Let $\tau$ be a random variable with exponentiel distribution with parameter $1$ and Let U be a random variable with law $P(U=1)=P(U=-1)=1/2$ independent of $\tau$. We put $X_t=U\Bbb{I}_{(t\geq \tau)}$. Then X is a martingale.

Thanks

Answer 1

Here is an outline of an argument which I believe works. There may be a more elegant way to do it, but I could not think of one.

Let $\mathcal F_t = \sigma\{X_s : s\leq t\}$. The variable $X_s$ takes on three values: it is 0 on $A_s:= \{s < \tau\}$, 1 on $B_s:= \{s\geq \tau\}\cap \{U = 1\}$, and $-1$ on $C_s:= \{s\geq \tau\} \cap \{U=-1\}$. Hence $\mathcal F_s$ is generated by the sets $A_s, B_s, C_s$ for $s\leq t$. Notice that the collection of $A_s$, $B_s$, $C_s$ for $s \leq t$ is closed under finite intersections, so is a $\pi$-system.
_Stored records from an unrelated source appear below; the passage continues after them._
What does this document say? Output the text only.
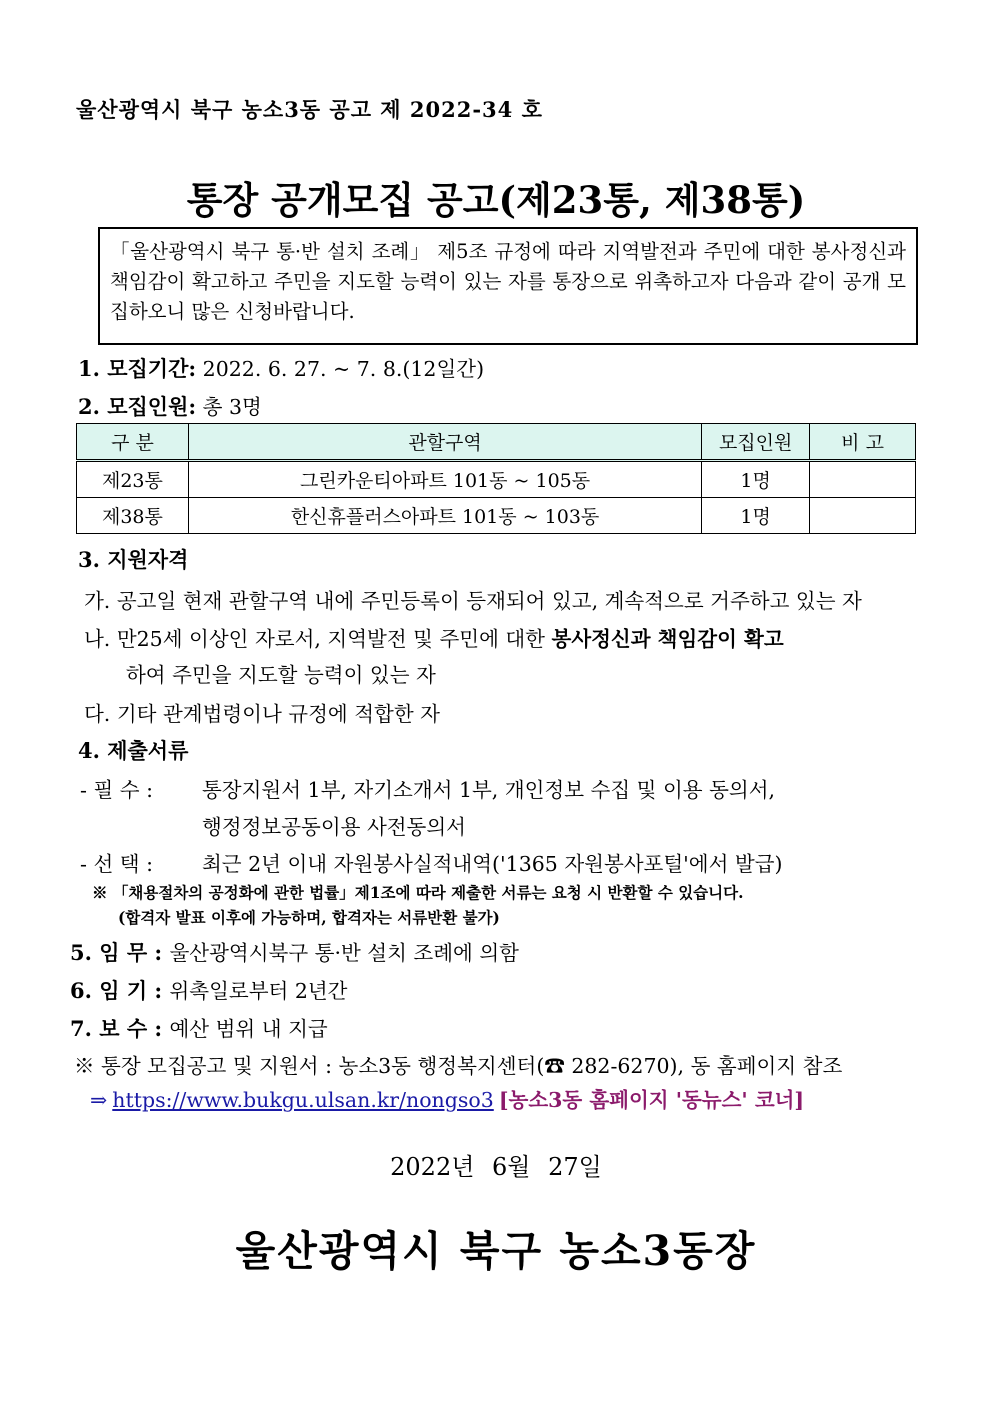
울산광역시 북구 농소3동 공고 제 2022-34 호
통장 공개모집 공고(제23통, 제38통)
「울산광역시 북구 통·반 설치 조례」 제5조 규정에 따라 지역발전과 주민에 대한 봉사정신과 책임감이 확고하고 주민을 지도할 능력이 있는 자를 통장으로 위촉하고자 다음과 같이 공개 모집하오니 많은 신청바랍니다.
1. 모집기간: 2022. 6. 27. ~ 7. 8.(12일간)
2. 모집인원: 총 3명
구 분	관할구역	모집인원	비 고
제23통	그린카운티아파트 101동 ~ 105동	1명	
제38통	한신휴플러스아파트 101동 ~ 103동	1명	
3. 지원자격
가. 공고일 현재 관할구역 내에 주민등록이 등재되어 있고, 계속적으로 거주하고 있는 자
나. 만25세 이상인 자로서, 지역발전 및 주민에 대한 봉사정신과 책임감이 확고
하여 주민을 지도할 능력이 있는 자
다. 기타 관계법령이나 규정에 적합한 자
4. 제출서류
- 필 수 : 통장지원서 1부, 자기소개서 1부, 개인정보 수집 및 이용 동의서,
행정정보공동이용 사전동의서
- 선 택 : 최근 2년 이내 자원봉사실적내역('1365 자원봉사포털'에서 발급)
※ 「채용절차의 공정화에 관한 법률」제1조에 따라 제출한 서류는 요청 시 반환할 수 있습니다.
(합격자 발표 이후에 가능하며, 합격자는 서류반환 불가)
5. 임 무 : 울산광역시북구 통·반 설치 조례에 의함
6. 임 기 : 위촉일로부터 2년간
7. 보 수 : 예산 범위 내 지급
※ 통장 모집공고 및 지원서 : 농소3동 행정복지센터(☎ 282-6270), 동 홈페이지 참조
⇒ https://www.bukgu.ulsan.kr/nongso3 [농소3동 홈페이지 '동뉴스' 코너]
2022년 6월 27일
울산광역시 북구 농소3동장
Furthermore, if $r > t$, the collection of sets $E$ such that $\mathbb E(1_E X_r) = \mathbb E(1_E X_t)$ is a $\lambda$-system. By the Dynkin $\pi-\lambda$ theorem (http://en.wikipedia.org/wiki/Dynkin_system), it will then suffice to show that the collection of sets with this property contains $A_s , B_s , C_s$ for each $s\leq t$. For $E=A_s$, $\mathbb E(1_{E} X_r) = \mathbb E(1_{E} X_t)$ (since $U$ is symmetric on these sets). For $E = B_s$, both sides are 1. For $E = C_s$, both sides are $-1$. Hence $\mathbb E(1_E X_r) = \mathbb E(1_E X_t)$ for each $E \in \sigma(A_s , B_s , C_s : s\leq t) = \mathcal F_t$. This proves $\mathbb E(X_r | \mathcal F_t) = X_t$.